Ontario PCs want deal with company chosen to run Woodbine Racetrack halted
Codi Wilson, CTV News Toronto
Published Monday, October 30, 2017 12:18PM EDT
Last Updated Monday, October 30, 2017 7:33PM EDT
The Ontario PC Party is calling on the provincial government to halt a multi-billion deal with Great Canadian Gaming, a casino operator that was recently awarded a contract to run OLG Slots at Woodbine Racetrack in Etobicoke.
In August, Great Canadian Gaming and Brookfield Business Partners LP won a bid to run three OLG facilities in the province, including Woodbine, but Ontario PC Finance Critic Vic Fedeli wants the government to put the deal on hold so more information can be gathered about any possible ties the company might have to alleged money-laundering activities at its River Rock Casino Resort in Richmond.
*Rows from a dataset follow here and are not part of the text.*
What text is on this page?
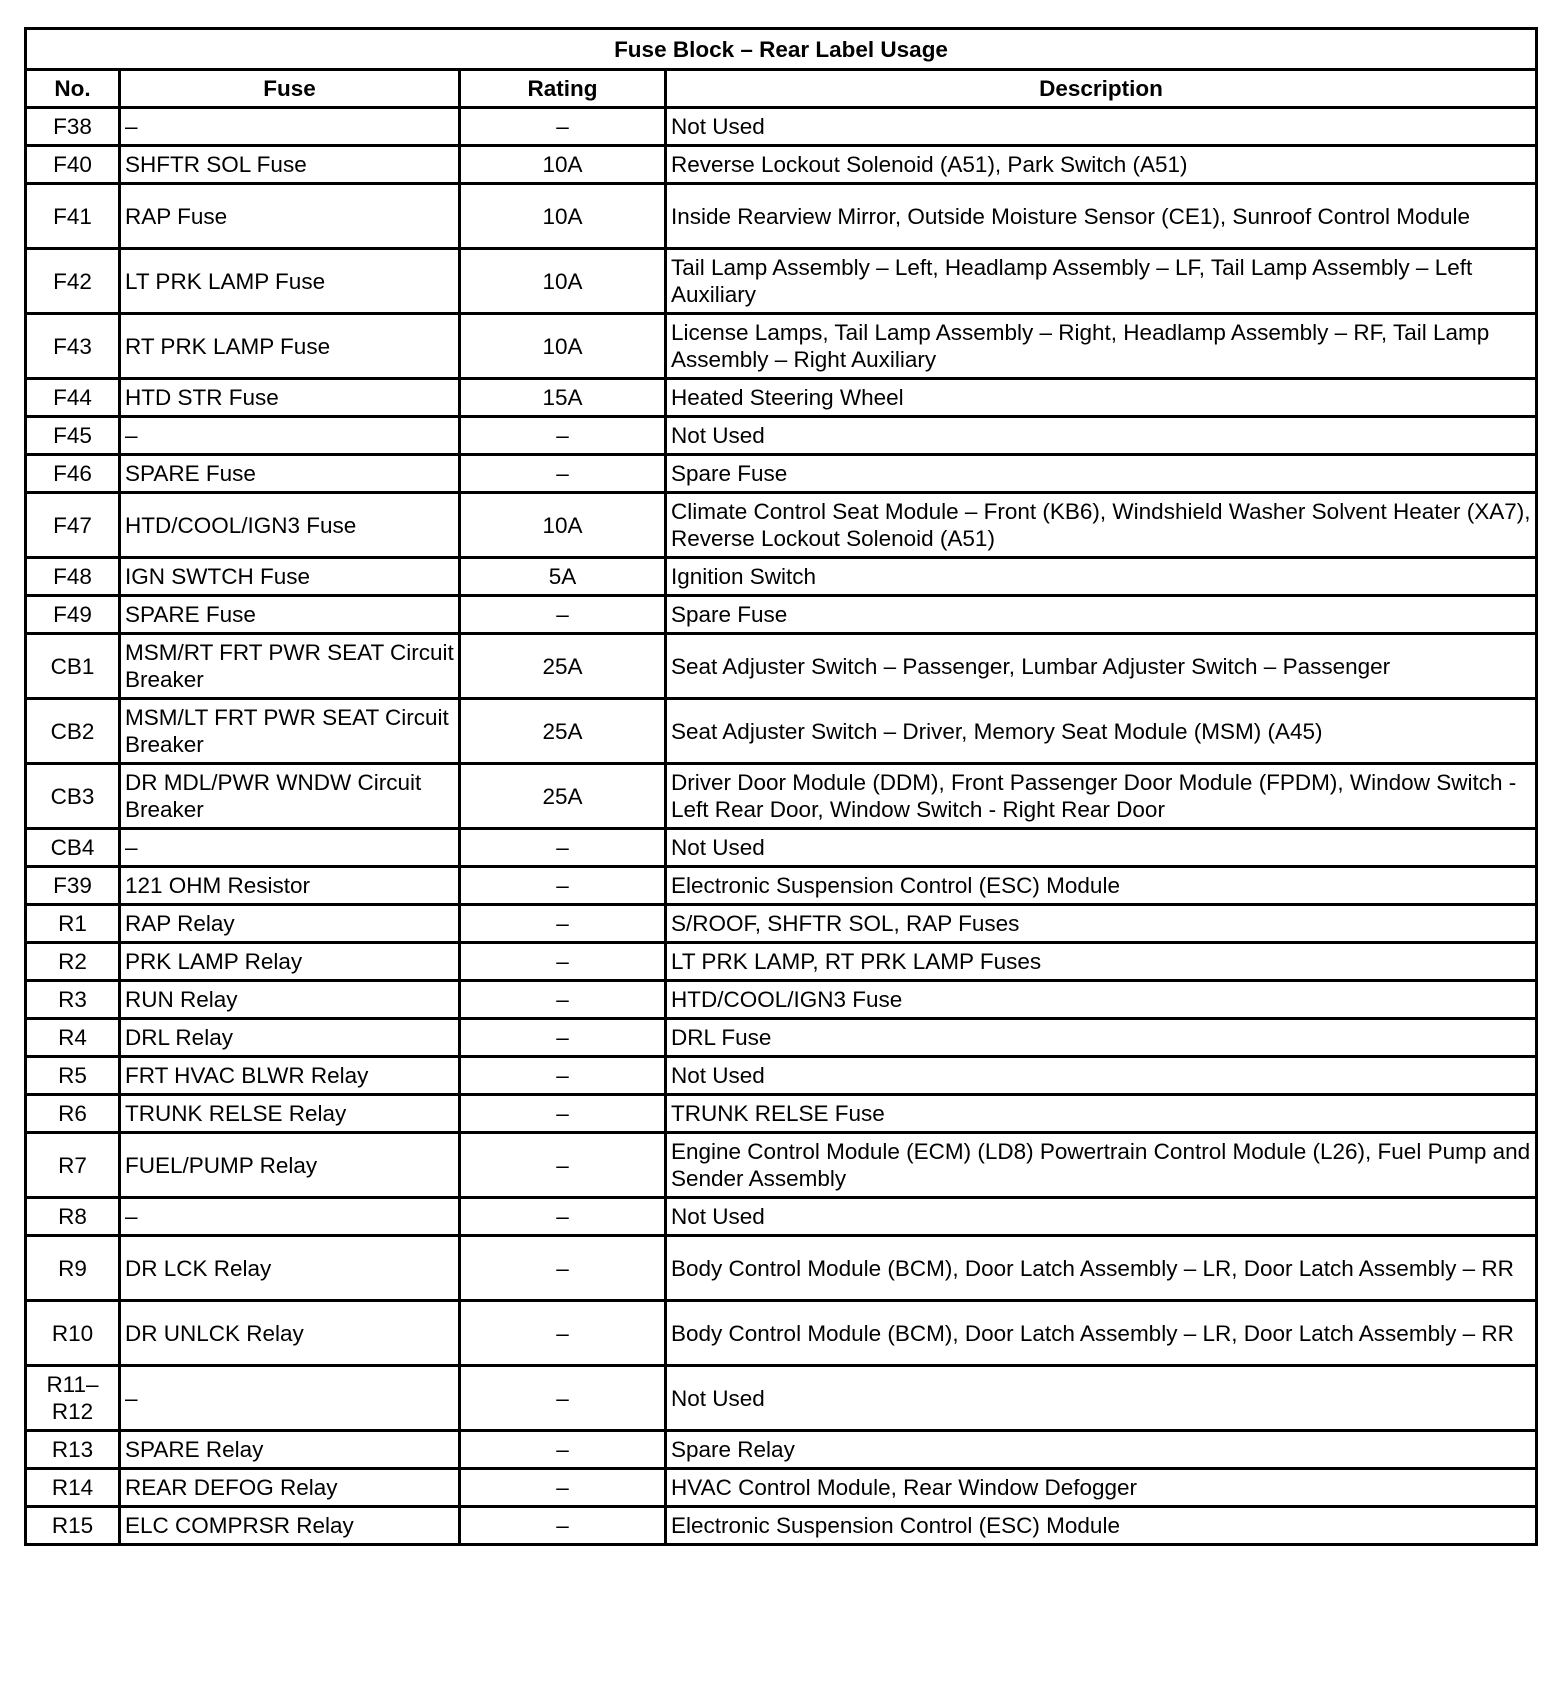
Fuse Block – Rear Label Usage			
No.	Fuse	Rating	Description
F38	–	–	Not Used
F40	SHFTR SOL Fuse	10A	Reverse Lockout Solenoid (A51), Park Switch (A51)
F41	RAP Fuse	10A	Inside Rearview Mirror, Outside Moisture Sensor (CE1), Sunroof Control Module
F42	LT PRK LAMP Fuse	10A	Tail Lamp Assembly – Left, Headlamp Assembly – LF, Tail Lamp Assembly – Left Auxiliary
F43	RT PRK LAMP Fuse	10A	License Lamps, Tail Lamp Assembly – Right, Headlamp Assembly – RF, Tail Lamp Assembly – Right Auxiliary
F44	HTD STR Fuse	15A	Heated Steering Wheel
F45	–	–	Not Used
F46	SPARE Fuse	–	Spare Fuse
F47	HTD/COOL/IGN3 Fuse	10A	Climate Control Seat Module – Front (KB6), Windshield Washer Solvent Heater (XA7), Reverse Lockout Solenoid (A51)
F48	IGN SWTCH Fuse	5A	Ignition Switch
F49	SPARE Fuse	–	Spare Fuse
CB1	MSM/RT FRT PWR SEAT Circuit Breaker	25A	Seat Adjuster Switch – Passenger, Lumbar Adjuster Switch – Passenger
CB2	MSM/LT FRT PWR SEAT Circuit Breaker	25A	Seat Adjuster Switch – Driver, Memory Seat Module (MSM) (A45)
CB3	DR MDL/PWR WNDW Circuit Breaker	25A	Driver Door Module (DDM), Front Passenger Door Module (FPDM), Window Switch - Left Rear Door, Window Switch - Right Rear Door
CB4	–	–	Not Used
F39	121 OHM Resistor	–	Electronic Suspension Control (ESC) Module
R1	RAP Relay	–	S/ROOF, SHFTR SOL, RAP Fuses
R2	PRK LAMP Relay	–	LT PRK LAMP, RT PRK LAMP Fuses
R3	RUN Relay	–	HTD/COOL/IGN3 Fuse
R4	DRL Relay	–	DRL Fuse
R5	FRT HVAC BLWR Relay	–	Not Used
R6	TRUNK RELSE Relay	–	TRUNK RELSE Fuse
R7	FUEL/PUMP Relay	–	Engine Control Module (ECM) (LD8) Powertrain Control Module (L26), Fuel Pump and Sender Assembly
R8	–	–	Not Used
R9	DR LCK Relay	–	Body Control Module (BCM), Door Latch Assembly – LR, Door Latch Assembly – RR
R10	DR UNLCK Relay	–	Body Control Module (BCM), Door Latch Assembly – LR, Door Latch Assembly – RR
R11–R12	–	–	Not Used
R13	SPARE Relay	–	Spare Relay
R14	REAR DEFOG Relay	–	HVAC Control Module, Rear Window Defogger
R15	ELC COMPRSR Relay	–	Electronic Suspension Control (ESC) Module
“I think the main impetus is to ensure integrity in the industry. The government continues to say they knew nothing about this but we are asking them to halt, right now, while we gather the facts,” Fedeli said at a news conference Monday.
Great Canadian Gaming denies any wrongdoing and in a statement released earlier this month, the company said it is following “all procedures required” by the B.C. Lottery Corporation.
“Contrary to suggestions in certain media reports, to our knowledge our company is not under investigation in any jurisdiction. Our employees followed all procedures required of them by BCLC and we do not believe our company's actions would give cause to initiate any investigation,” the statement read.
“In relation to the recent charges in the RCMP's E-Pirate probe into alleged money laundering activities, Great Canadian initially detected this suspicious activity at River Rock in 2012. Our ongoing monitoring and reporting to BCLC was, in fact, crucial to identifying these individuals to authorities. We are pleased that charges have been laid as an outcome of our collaborative work with BCLC and law enforcement."
Premier Kathleen Wynne said the province is “paying close attention” to the situation.
“There are very clear anti-money-laundering provisions in place. The OLG has those in place but we’ll pay very close attention to it given what’s happened in B.C.,” Wynne said.
“I think it raises questions, which is why the minister has spoken to the OLG.”
The OLG released a statement Monday, saying it takes the integrity of gaming “seriously.”
“OLG has confirmed with B.C. and Ontario regulators that Great Canadian is not under a criminal or regulatory investigation in British Columbia or Ontario for illegal activity involving money laundering. OLG is satisfied that Great Canadian (as part of Ontario Gaming GTA LP) will fulfill the opportunities in the GTA Gaming Bundle in a responsible way,” the statement read.
“OLG undertook an open, fair and competitive procurement overseen by a Fairness Monitor in the selection of OGGLP as the service provider for the GTA bundle. In order to maintain the integrity and independence of procurement, the Province does not play a role in any of OLG's procurement processes, including selecting the service provider for the GTA. Any regulatory or criminal investigation, sanctions or charges against Great Canadian would have required disclosure to OLG under our procurement process.”
Ontario Finance Minister Charles Sousa said if concerns about the company arise, the situation will be dealt with then.
"It is my understanding that there is no investigation of the proponent and the opposition are inferring criminality but that is not the case so I am allowing the process to proceed," Sousa said.
"If there are anti-money laundering concerns or suspicions, of course they should be reviewed and that happens in every type of organization and jurisdiction."